Bracing for Impact: Robust Humanoid Push Recovery and Locomotion with Reduced Order Models

TL;DR

This paper introduces a unified control framework for humanoid robots that enhances push recovery during walking by integrating arm use and environment interaction, improving robustness against external disturbances.

Contribution

It combines SRB-MPC with HLIP dynamics and environmental cues to enable humanoids to recover from pushes using arms and walls, a novel integration for robust locomotion.

Findings

Robot recovers from 100N pushes for 0.2s during walking

Improved perturbation rejection and tracking performance

Validated robustness with angled walls and multi-directional pushes

Abstract

Push recovery during locomotion will facilitate the deployment of humanoid robots in human-centered environments. In this paper, we present a unified framework for walking control and push recovery for humanoid robots, leveraging the arms for push recovery while dynamically walking.

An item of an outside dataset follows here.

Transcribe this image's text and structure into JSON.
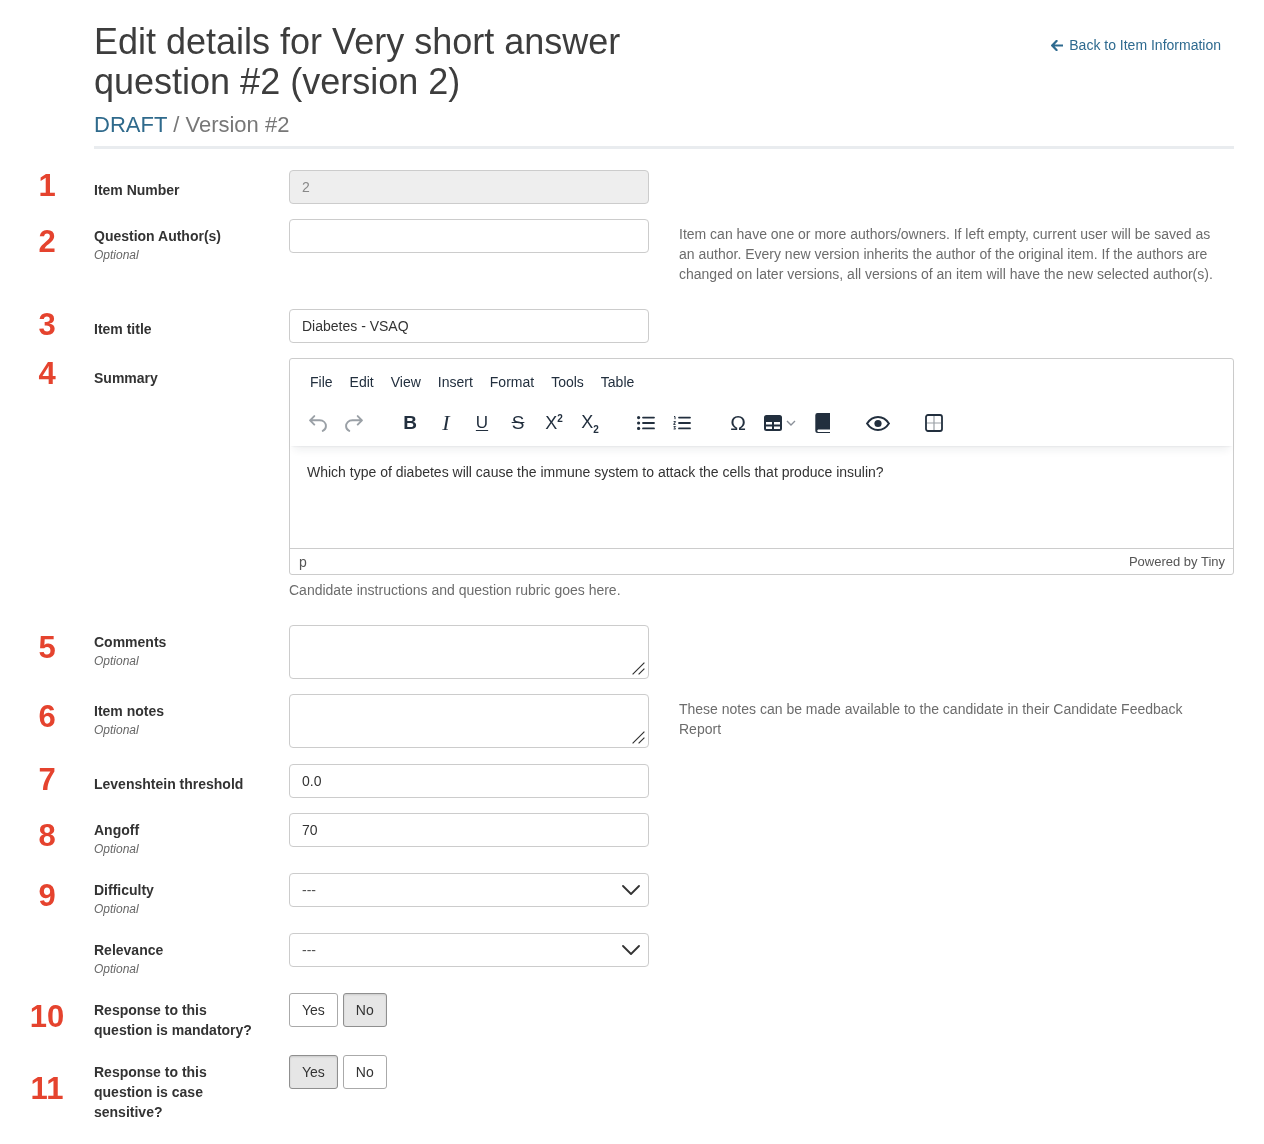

The key innovation is to use the environment, such as walls, to facilitate push recovery by combining Single Rigid Body model predictive control (SRB-MPC) with Hybrid Linear Inverted Pendulum (HLIP) dynamics to enable robust locomotion, push detection, and recovery by utilizing the robot's arms to brace against such walls and dynamically adjusting the desired contact forces and stepping patterns. Extensive simulation results on a humanoid robot demonstrate improved perturbation rejection and tracking performance compared to HLIP alone, with the robot able to recover from pushes up to 100N for 0.2s while walking at commanded speeds up to 0.5m/s. Robustness is further validated in scenarios with angled walls and multi-directional pushes.